«Отрывки из Императорской России»: Застолье, еда и питье

«Отрывки...» Евгения Анисимова посвящены двум столетиям отечественной истории, вмещающим события от начала правления Петра I до падения царской власти. Задача книги — рассказать о этом периоде истории России достаточно подробно, но доступным языком и нескучно. Необычная для научно-популярного издания особенность заключается в том, что автор дает читателю самостоятельно заглянуть в источники, самостоятельно прочитать и оценить редкие архивные документы и частные письма. Здесь мы приводим фрагмент книги, посвященный истории русского застолья.

***

В XIX веке в дворянской и, вообще, городской среде распространяется завтрак, более похожий на смесь французского (кофе со сдобой) и английского, плотного (ростбиф, яичница с ветчиной, сосиски, очень крепкий чай со сливками). В русский завтрак входит обязательно кофе со сливками и сахаром или чай, булочки, бисквиты, гренки, ревельский тминный хлеб, а также разнообразные холодные закуски — ветчина, холодное мясо. В более бедных семьях на завтрак шло разогретое вчерашнее кушанье. Завтракают теперь за изящно накрытом столом с белой накрахмаленной скатертью (чистейшая скатерть с вензелем хозяина и салфетки становятся непременным атрибутом застолья), фарфоровой или серебряной посудой — кофейником, чайником, сахарницей, щипчиками для сахара-рафинада, ситечком, ложечками разного предназначения. Если кофе приносят из кухни или буфетной, то чай заваривают прямо за столом. Во время наполеоновских войн, затруднивших подвоз кофе и удороживших его, в кофе стали добавлять цикорий, что делало кофе менее крепким, но более вкусным и здоровым.
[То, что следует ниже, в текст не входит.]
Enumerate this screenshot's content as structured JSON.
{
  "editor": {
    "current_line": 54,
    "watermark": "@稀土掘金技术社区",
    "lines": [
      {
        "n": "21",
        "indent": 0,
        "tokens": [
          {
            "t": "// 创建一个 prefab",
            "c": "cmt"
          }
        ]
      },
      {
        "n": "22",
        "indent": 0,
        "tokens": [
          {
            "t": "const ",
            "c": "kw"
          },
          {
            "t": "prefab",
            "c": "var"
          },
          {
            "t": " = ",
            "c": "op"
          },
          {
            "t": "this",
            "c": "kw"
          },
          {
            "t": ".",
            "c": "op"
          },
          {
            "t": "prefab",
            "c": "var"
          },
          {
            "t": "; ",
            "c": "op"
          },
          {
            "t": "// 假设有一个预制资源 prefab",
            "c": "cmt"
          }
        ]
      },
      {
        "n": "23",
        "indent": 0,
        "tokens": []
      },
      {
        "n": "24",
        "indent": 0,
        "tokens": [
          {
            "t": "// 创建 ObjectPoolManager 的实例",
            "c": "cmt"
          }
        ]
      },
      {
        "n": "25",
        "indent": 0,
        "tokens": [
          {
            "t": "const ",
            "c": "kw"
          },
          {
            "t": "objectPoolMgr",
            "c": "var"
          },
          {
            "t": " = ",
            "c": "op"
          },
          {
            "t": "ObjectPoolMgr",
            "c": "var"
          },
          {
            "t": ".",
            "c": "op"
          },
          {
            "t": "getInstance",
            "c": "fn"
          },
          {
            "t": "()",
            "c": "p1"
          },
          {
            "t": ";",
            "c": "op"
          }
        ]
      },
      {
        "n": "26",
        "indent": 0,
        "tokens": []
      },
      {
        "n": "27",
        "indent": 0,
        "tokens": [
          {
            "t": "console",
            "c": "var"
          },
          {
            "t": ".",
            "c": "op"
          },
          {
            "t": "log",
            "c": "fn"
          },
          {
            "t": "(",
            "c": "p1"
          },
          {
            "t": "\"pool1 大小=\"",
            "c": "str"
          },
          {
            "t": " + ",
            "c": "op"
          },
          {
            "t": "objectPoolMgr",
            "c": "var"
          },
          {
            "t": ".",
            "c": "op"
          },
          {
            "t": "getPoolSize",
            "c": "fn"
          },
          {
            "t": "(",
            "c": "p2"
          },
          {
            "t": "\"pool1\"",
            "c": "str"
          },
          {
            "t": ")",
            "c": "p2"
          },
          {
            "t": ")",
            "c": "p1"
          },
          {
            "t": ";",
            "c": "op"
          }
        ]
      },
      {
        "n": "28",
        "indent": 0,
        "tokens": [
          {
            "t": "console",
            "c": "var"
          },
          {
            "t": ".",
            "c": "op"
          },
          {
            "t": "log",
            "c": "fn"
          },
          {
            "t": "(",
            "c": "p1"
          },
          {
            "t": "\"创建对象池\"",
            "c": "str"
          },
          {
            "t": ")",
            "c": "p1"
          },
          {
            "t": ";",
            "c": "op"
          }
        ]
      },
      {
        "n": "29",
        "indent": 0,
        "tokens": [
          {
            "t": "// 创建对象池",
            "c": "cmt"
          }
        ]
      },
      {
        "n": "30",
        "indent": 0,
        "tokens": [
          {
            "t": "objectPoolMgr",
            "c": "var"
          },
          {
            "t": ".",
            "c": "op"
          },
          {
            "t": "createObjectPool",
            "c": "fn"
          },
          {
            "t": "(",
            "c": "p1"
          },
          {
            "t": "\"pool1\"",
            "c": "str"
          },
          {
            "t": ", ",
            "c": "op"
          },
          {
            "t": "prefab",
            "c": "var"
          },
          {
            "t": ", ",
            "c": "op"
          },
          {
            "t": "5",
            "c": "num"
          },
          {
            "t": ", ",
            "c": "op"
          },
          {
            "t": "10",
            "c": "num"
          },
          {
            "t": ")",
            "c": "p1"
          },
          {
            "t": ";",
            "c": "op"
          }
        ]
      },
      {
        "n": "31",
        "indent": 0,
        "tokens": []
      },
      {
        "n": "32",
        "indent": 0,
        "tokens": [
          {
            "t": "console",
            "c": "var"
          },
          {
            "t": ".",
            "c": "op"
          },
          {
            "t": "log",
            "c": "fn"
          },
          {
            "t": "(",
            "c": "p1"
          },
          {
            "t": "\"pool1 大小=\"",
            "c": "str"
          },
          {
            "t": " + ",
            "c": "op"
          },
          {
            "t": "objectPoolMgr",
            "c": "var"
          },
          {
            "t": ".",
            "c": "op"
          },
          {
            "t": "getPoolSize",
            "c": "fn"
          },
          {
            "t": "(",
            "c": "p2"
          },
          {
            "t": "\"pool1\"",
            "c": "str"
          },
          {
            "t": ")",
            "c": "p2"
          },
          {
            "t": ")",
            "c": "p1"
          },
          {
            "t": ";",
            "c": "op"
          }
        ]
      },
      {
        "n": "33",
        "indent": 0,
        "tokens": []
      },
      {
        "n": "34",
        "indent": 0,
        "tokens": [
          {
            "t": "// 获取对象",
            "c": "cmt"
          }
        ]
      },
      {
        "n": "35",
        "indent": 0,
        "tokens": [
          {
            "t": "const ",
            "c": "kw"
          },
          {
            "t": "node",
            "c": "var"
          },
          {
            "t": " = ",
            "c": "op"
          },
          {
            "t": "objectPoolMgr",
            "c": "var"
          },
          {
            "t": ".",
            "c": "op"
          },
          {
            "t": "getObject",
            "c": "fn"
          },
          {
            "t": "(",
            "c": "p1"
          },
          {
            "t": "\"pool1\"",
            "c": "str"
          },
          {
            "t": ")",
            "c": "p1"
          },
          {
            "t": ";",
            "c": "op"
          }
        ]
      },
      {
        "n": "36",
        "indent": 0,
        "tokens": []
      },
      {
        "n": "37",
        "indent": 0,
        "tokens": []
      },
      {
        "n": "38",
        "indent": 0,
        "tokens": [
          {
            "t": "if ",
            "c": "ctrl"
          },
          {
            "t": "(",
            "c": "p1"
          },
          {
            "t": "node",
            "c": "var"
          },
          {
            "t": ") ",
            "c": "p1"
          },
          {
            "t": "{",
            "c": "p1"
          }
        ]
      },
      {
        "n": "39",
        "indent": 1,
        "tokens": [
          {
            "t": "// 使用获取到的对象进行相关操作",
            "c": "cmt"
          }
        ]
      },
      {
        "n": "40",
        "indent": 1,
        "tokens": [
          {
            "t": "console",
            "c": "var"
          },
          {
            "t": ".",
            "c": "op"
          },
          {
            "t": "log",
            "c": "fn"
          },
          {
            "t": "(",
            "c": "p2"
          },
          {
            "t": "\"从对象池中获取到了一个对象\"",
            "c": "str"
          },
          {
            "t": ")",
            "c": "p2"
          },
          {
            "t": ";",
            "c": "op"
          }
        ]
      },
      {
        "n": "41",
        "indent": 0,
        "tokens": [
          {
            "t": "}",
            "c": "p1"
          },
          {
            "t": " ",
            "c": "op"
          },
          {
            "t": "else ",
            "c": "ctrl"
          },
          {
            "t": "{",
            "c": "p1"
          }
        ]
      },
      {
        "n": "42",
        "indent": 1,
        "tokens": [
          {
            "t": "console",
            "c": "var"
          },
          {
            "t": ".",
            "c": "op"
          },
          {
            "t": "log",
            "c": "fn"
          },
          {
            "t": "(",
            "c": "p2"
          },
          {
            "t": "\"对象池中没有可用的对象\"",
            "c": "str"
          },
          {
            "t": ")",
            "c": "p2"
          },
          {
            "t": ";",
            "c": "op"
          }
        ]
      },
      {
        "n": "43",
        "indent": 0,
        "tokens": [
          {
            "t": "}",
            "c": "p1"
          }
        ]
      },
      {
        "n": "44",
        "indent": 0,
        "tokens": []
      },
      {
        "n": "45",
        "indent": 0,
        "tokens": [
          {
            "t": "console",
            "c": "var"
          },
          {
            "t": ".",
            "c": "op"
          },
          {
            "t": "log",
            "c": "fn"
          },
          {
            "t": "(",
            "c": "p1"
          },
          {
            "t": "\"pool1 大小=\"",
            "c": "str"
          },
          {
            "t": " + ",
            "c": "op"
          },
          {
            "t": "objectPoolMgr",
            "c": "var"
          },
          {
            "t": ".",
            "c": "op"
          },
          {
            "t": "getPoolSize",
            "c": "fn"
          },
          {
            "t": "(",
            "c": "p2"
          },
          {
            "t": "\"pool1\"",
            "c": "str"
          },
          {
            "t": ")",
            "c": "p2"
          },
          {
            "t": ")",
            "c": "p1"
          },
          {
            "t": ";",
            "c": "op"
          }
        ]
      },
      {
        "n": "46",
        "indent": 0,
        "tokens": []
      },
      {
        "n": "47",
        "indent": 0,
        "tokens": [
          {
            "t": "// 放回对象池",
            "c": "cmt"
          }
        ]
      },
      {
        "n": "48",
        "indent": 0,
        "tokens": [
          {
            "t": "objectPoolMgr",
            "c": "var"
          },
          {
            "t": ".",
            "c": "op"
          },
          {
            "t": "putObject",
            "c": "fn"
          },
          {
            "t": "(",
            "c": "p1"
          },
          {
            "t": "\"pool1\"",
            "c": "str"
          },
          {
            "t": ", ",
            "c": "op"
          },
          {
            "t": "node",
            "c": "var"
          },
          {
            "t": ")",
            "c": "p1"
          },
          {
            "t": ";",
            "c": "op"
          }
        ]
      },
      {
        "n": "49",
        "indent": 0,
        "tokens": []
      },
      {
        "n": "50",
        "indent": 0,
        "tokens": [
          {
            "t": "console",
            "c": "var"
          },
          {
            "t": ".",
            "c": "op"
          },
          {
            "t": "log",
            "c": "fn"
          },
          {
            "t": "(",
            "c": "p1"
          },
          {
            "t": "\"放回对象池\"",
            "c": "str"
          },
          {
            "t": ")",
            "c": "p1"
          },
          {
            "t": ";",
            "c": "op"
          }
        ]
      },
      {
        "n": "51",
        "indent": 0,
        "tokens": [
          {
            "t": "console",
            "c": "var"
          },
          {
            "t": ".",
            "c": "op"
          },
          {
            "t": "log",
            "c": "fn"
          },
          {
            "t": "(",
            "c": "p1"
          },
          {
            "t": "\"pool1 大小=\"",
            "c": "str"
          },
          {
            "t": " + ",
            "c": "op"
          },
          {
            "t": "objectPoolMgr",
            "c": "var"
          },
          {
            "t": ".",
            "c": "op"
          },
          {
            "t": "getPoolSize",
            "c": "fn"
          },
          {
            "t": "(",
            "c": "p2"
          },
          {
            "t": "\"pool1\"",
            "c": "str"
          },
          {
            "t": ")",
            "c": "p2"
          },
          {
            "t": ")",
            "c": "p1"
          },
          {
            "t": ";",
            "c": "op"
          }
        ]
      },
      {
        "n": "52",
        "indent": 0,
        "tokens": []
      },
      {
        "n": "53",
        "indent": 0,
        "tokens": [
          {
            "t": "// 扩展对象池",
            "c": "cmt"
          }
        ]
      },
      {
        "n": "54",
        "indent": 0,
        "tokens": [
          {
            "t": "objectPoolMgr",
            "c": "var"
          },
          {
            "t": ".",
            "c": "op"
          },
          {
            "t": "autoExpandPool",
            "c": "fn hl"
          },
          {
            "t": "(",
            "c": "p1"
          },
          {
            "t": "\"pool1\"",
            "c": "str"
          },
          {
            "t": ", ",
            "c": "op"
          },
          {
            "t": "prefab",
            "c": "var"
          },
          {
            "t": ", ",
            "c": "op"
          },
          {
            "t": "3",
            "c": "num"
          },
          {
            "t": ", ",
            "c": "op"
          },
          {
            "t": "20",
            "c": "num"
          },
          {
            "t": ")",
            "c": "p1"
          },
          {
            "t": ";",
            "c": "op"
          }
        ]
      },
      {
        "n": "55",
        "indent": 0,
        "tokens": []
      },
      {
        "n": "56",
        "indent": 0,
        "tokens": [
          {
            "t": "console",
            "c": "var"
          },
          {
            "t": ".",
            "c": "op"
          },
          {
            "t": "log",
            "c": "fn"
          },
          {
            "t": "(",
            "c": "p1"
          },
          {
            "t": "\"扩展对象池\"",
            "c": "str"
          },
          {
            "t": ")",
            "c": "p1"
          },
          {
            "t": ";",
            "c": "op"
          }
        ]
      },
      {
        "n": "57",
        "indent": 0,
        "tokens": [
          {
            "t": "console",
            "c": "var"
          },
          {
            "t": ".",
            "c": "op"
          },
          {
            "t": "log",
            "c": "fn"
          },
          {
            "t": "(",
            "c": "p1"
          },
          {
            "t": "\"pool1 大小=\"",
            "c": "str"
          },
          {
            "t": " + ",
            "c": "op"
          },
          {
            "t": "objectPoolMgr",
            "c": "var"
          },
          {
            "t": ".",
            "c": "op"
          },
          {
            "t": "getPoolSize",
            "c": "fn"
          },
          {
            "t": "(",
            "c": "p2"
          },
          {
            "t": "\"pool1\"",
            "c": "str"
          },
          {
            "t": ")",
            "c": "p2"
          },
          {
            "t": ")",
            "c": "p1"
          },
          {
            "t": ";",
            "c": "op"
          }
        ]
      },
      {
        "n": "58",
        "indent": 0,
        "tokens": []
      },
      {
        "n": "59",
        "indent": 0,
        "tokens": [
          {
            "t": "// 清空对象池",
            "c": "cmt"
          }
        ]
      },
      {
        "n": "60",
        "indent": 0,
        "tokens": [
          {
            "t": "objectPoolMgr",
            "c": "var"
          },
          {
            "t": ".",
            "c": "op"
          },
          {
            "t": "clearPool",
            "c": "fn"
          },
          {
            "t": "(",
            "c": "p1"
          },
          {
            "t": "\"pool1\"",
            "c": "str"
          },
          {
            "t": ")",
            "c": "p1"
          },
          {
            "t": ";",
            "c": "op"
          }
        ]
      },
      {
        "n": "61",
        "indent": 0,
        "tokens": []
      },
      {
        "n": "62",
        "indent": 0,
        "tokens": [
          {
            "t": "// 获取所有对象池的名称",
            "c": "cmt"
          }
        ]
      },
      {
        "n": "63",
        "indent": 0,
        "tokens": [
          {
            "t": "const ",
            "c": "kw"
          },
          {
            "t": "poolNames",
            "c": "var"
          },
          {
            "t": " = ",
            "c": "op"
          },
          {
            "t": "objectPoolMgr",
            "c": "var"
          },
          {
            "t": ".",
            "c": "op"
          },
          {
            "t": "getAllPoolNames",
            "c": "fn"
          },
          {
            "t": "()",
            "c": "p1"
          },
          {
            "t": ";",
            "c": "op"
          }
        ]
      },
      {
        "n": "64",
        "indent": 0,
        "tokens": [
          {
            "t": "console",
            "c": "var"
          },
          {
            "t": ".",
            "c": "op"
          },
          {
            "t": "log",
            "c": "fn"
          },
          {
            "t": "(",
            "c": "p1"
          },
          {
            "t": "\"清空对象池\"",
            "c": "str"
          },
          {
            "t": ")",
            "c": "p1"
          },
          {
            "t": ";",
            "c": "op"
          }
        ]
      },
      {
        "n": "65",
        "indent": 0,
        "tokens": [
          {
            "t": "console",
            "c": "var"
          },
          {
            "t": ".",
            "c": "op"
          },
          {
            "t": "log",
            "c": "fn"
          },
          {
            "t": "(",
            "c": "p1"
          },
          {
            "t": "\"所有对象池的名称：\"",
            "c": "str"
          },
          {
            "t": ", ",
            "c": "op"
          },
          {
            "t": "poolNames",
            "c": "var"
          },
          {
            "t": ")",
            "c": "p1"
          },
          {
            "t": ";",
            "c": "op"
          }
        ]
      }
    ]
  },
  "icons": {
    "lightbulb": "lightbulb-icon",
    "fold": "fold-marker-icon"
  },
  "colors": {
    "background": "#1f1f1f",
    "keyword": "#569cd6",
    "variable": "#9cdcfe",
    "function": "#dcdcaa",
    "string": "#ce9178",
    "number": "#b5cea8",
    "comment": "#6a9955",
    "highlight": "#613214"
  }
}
Впрочем, соприкосновение с Востоком в войнах с Турцией способствовало распространению турецкого кофе.

Люди стали обращать внимание на свежесть продуктов, на чистоту и аккуратность поваров в белых колпаках, на опрятность на кухне. Если раньше кухня пахла отвратительно, появляться на ее пороге непривычному к этой вони и чаду человеку было невозможно (а ведь он ел то, что отсюда несли к его столу!), то теперь все изменилось. Посетитель при желании мог видеть как готовится заказанная им утка или рыба и что для него наливают в буфете.
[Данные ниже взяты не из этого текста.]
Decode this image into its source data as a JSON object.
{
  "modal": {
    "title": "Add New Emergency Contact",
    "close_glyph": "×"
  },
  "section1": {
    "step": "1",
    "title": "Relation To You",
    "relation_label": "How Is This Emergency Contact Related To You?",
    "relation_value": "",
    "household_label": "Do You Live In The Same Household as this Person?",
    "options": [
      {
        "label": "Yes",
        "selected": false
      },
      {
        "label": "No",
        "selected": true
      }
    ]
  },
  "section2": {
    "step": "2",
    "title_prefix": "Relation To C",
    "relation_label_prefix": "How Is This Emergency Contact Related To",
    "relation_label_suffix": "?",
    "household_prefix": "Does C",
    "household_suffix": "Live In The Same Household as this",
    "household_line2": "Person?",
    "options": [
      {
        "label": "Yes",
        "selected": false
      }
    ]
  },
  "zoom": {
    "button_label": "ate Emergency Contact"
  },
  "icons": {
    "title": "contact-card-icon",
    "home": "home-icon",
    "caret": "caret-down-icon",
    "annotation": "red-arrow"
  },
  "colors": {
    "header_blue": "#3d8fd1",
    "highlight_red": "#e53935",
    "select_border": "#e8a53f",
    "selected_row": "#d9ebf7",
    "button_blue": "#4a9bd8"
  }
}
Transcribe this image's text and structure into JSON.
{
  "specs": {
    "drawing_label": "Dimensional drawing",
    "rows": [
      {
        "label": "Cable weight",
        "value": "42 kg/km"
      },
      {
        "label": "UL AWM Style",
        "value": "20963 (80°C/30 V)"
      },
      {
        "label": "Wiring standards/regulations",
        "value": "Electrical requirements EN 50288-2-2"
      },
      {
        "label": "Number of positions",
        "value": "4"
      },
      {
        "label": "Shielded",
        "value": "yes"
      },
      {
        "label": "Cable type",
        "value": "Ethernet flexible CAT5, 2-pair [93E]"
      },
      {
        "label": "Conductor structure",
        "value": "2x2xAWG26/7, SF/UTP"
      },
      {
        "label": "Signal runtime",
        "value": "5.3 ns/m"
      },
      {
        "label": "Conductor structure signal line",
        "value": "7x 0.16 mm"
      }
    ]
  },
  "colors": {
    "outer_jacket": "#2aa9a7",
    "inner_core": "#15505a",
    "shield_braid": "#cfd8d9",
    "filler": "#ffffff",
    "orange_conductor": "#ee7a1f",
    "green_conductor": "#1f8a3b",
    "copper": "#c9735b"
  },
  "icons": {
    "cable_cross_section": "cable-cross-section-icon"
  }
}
Наряду с однообразными котлами и сковородами на кухне появилось немало новых приборов: терок, форм для печенья, метелочек для взбивания яиц и т.д. Кулинария середины XIX века стала уделять огромное внимание исходному продукту. Было осознано, что рыба лучше всего свежая, только что выловленная из чистой реки, а не сидевшая сутками в илистом пруду, что вкус мяса поразительно меняется, если домашнюю птицу перед забоем долго выкармливать качественным зерном, а телят поить сливками. Среди петербургского бомонда был распространен обычай «ездить на биржу отведать устриц». Именно туда, на стрелку Васильевского острова, в порт прибывали корабли из Голландии с устрицами. Попробовать этот деликатес тут же, на улице, было модно.
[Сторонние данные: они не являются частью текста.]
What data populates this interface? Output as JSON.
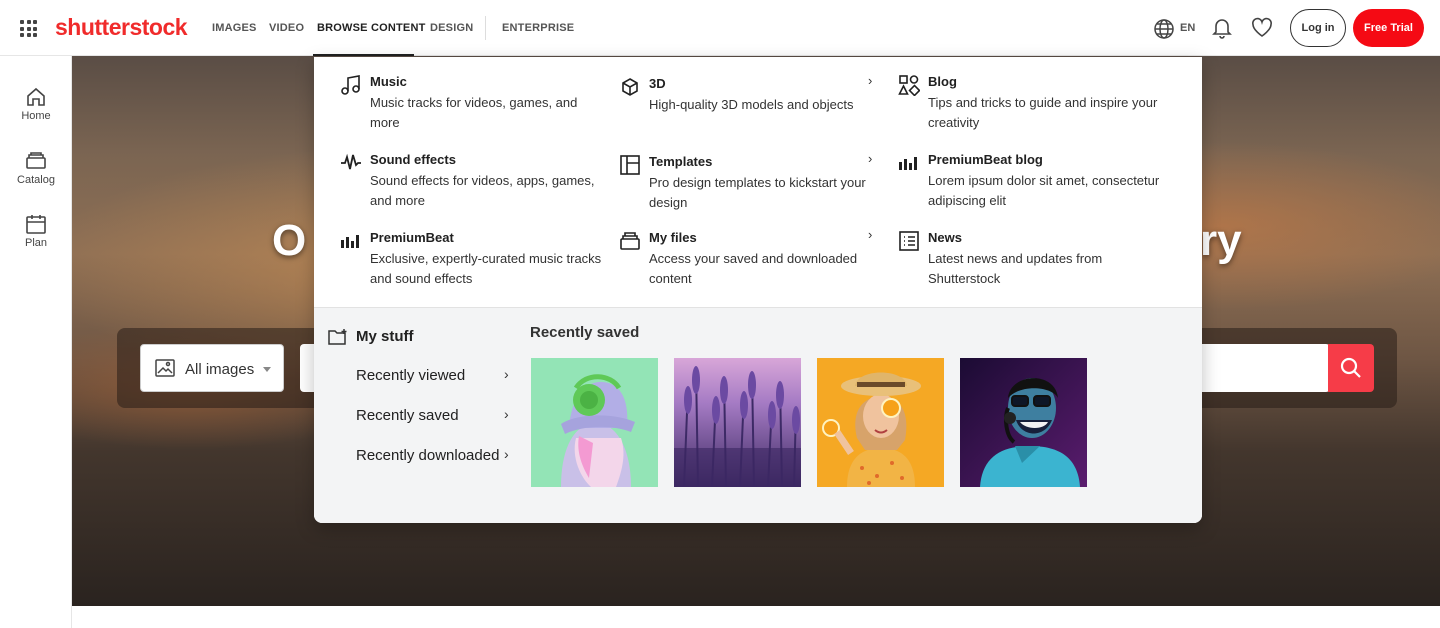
{
  "brand": {
    "logo": "shutterstock",
    "accent": "#f02b2b"
  },
  "nav": {
    "items": [
      "IMAGES",
      "VIDEO",
      "BROWSE CONTENT",
      "DESIGN",
      "ENTERPRISE"
    ],
    "active": "BROWSE CONTENT"
  },
  "header": {
    "language": "EN",
    "login": "Log in",
    "free_trial": "Free Trial"
  },
  "sidebar": {
    "items": [
      {
        "label": "Home",
        "icon": "home-icon"
      },
      {
        "label": "Catalog",
        "icon": "catalog-icon"
      },
      {
        "label": "Plan",
        "icon": "plan-icon"
      }
    ]
  },
  "hero": {
    "title_left": "O",
    "title_right": "ry"
  },
  "search": {
    "type_label": "All images",
    "placeholder": ""
  },
  "menu": {
    "columns": [
      [
        {
          "title": "Music",
          "desc": "Music tracks for videos, games, and more",
          "icon": "music-note-icon"
        },
        {
          "title": "Sound effects",
          "desc": "Sound effects for videos, apps, games, and more",
          "icon": "waveform-icon"
        },
        {
          "title": "PremiumBeat",
          "desc": "Exclusive, expertly-curated music tracks and sound effects",
          "icon": "premiumbeat-icon"
        }
      ],
      [
        {
          "title": "3D",
          "desc": "High-quality 3D models and objects",
          "icon": "3d-cube-icon"
        },
        {
          "title": "Templates",
          "desc": "Pro design templates to kickstart your design",
          "icon": "templates-icon"
        },
        {
          "title": "My files",
          "desc": "Access your saved and downloaded content",
          "icon": "files-icon"
        }
      ],
      [
        {
          "title": "Blog",
          "desc": "Tips and tricks to guide and inspire your creativity",
          "icon": "shapes-icon"
        },
        {
          "title": "PremiumBeat blog",
          "desc": "Lorem ipsum dolor sit amet, consectetur adipiscing elit",
          "icon": "premiumbeat-icon"
        },
        {
          "title": "News",
          "desc": "Latest news and updates from Shutterstock",
          "icon": "news-icon"
        }
      ]
    ],
    "chevron": "›",
    "my_stuff": {
      "title": "My stuff",
      "links": [
        "Recently viewed",
        "Recently saved",
        "Recently downloaded"
      ],
      "recent_heading": "Recently saved",
      "thumbs": [
        "girl-green-headphones",
        "lavender-field",
        "woman-orange-slices",
        "man-headphones-neon"
      ]
    }
  }
}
Становится модным искать сочетания казалось бы несочетаемых продуктов. Увеличился подготовительный этап приготовления пищи: что-то лучше долго вымачивать в воде или молоке, что-то следует подержать на пару или на льду.

Первые рестораны были французскими, и одновременно с ними в столицах появились английские клубы («клобы»), которые были закрытыми для посторонних ресторанами, где члены клуба собирались к определенному часу, в определенный день к обеду или к завтраку. Западная (французская с вкраплениями итальянской, английской, немецкой) кухня окончательно вытесняет традиционную русскую.

При этом русские люди начинают вносить в новую кухню свои изменения, которые потом прижились, стали привычными и даже пополнили европейскую кухню. Кроме упомянутых выше «бефстроганов», своими паштетами и знаменитой «гурьевской» манной кашей, приготовленной на сливочных пенках, с добавлением изюма и грецких орехов, прославился министр финансов Д. А. Гурьев. Навсегда стала известна и вошла в русскую литературу повариха из Торжка Дарья Пожарская, придумавшая «пожарские котлеты» из курицы.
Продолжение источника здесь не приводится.